Written by Valentina Scocca il 9 June 2026

MDLSX - Motus ©Renato Mangolin

L’estate in città si prospetta densa di impegni. Sebbene la stagione teatrale sia ormai conclusa, giugno si annuncia un mese intenso dal punto di vista culturale, con un calendario ricco di eventi che unisce musica, cinema, letteratura, performance e cultura.

Si conferma la vocazione all’impegno civile e sociale che ha caratterizzato i mesi precedenti, con un’attenzione particolare alla drammaturgia contemporanea, sia italiana che internazionale, e alla sperimentazione artistica: performance teatrali e musicali, danza, teatro di ricerca, con un focus sulle tematiche legate all’inclusione, alla visibilità e alla rivendicazione dei diritti della comunità LGBTQIA+ e uno sguardo attento e critico sulla contemporaneità.
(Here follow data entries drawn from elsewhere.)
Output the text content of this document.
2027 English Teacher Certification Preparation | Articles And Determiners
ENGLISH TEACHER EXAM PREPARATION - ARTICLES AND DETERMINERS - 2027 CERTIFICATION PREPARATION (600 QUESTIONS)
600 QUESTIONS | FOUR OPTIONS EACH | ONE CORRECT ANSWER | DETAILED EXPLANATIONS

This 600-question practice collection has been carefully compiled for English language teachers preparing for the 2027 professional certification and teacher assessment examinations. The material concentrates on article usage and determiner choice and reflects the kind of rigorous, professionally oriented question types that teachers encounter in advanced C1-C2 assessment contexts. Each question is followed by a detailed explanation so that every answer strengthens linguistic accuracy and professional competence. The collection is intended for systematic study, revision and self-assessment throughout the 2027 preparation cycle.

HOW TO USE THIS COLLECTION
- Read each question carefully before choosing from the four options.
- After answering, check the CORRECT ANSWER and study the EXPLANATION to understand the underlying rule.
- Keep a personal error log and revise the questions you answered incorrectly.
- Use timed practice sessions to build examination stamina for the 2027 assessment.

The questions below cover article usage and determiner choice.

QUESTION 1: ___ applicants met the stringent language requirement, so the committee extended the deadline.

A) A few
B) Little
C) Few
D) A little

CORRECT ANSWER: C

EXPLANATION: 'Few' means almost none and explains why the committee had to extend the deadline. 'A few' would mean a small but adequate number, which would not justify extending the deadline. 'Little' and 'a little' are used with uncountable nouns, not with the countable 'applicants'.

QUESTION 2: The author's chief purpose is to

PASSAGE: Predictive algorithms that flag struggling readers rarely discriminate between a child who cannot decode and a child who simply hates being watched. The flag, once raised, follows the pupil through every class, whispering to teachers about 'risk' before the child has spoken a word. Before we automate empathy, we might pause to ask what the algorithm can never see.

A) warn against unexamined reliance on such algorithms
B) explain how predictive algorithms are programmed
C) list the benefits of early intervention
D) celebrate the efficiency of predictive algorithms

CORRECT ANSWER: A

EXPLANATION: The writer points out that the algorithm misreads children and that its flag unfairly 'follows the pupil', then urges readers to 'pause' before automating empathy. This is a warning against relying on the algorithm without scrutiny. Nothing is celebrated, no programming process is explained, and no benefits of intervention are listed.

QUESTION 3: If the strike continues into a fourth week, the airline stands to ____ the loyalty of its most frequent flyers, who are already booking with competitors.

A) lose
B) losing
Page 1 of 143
Giugno è infatti storicamente riconosciuto come il Pride Month, un periodo di forte attivismo politico, culturale e sociale, dedicato alla celebrazione dell’orgoglio, della libertà, dei diritti, delle battaglie e dell’inclusione della comunità LGBTQIA+.
È stato scelto questo mese per commemorare i moti di Stonewall, una serie di violente rivolte spontanee, iniziate nella notte tra il 27 e 28 giugno 1969 a New York: fu la prima volta che la comunità queer si ribellò apertamente alle discriminazioni e agli abusi delle forze dell’ordine, rivendicando la propria dignità e trasformando la vergogna in orgoglio.
Una data simbolo considerata la scintilla da cui è nato il movimento globale di liberazione omosessuale moderno.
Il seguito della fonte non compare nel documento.